Bianca Prohaska gave a presentation on the use of steroid hormones from muscle tissue as a quick, easy, non-lethal way to observe reproductive timing in spiny dogfish and sharpnose sharks.  I’m digging the emphasis on non-lethal methods at this meeting.

Andrea Kroetz brought up some interesting points about human effects on the environment with her talk on how Hurricane Katrina and the Deepwater Horizon spill affected bonnethead movement around Dauphin Island in Alabama.  The hurricane cut an inlet that the sharks were happy to use, until humans built a wall across it to keep the oil spill out.  As a result, the sharks went elsewhere.  Will they return if/when the wall comes down?
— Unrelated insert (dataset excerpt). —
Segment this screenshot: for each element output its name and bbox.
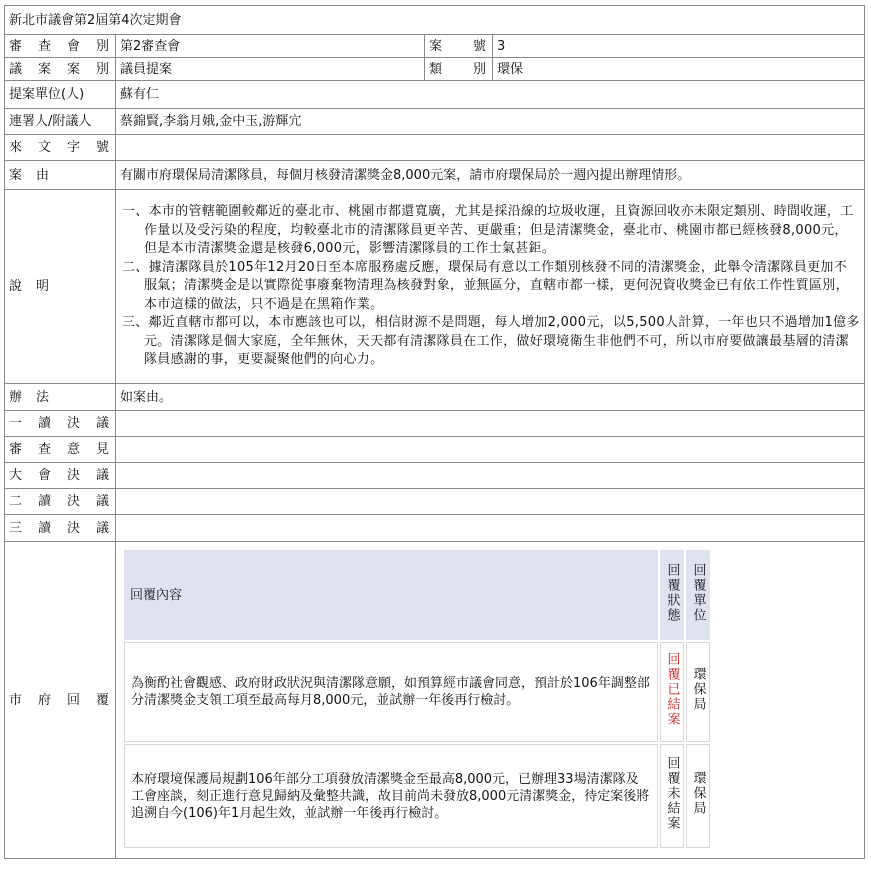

A few talks focused on predator/prey theory and how it relates to nursery habitat, and these were practically required viewing for me.  Kristine Stump simulated predation risk by releasing a large lemon shark into a pen full of juveniles and PVC pipes meant to simulate mangrove roots.  The juveniles hid in the “roots” in the presence of the larger shark, but were a little braver when they were in a group.  Phil Matich used stable isotopes to identify dietary shifts in juvenile bull sharks in response to the mass exodus of fish from the Everglades during the dry season.  The shift from marine to marsh fish came later than expected, and hypotheses for this included a diet of estuarine fish or the sharks targeting the larger marsh fish that followed the initial pulse of smaller fishes.  Mike McCallister attempted to use prey abundance to predict sharpnose shark abundance, and it didn’t really work out.  However, in the case of small sharks predation risk may actually be a bigger factor than prey abundance, and prey availability may actually be more important for larger sharks that don’t have to worry about predators.

Matt Kolman looked at the bite mechanics of our friend the cownose ray, and found that it can crush like no other elasmobranch.  It can chomp hard enough by the time it’s one year old to smash all size classes of Coquina clams, and that’s just the first shellfish he’ll be testing.

Finally, James Sulikowski gave a doozy of a spiny dogfish talk, summarizing most of the findings his lab has come up with so far regarding the New England population.  First, they might not migrate out of New England very much.  Second, they may have a gestation period of 18 months instead of the traditionally-accepted 24.  And third, they seem to be breeding and eating off of Southern New England.  Unfortunately his grad student Amy Carlson gave a talk that wasn’t in the schedule and I missed it to write this very recap.  Fortunately, the twitterers were on it and it looks like the southern population (my friends off the coast of North Carolina) may not be that well-connected to the New England dags.  All this is still preliminary and really we still have very little idea of what these sharks are actually doing.  That’s why they’re awesome.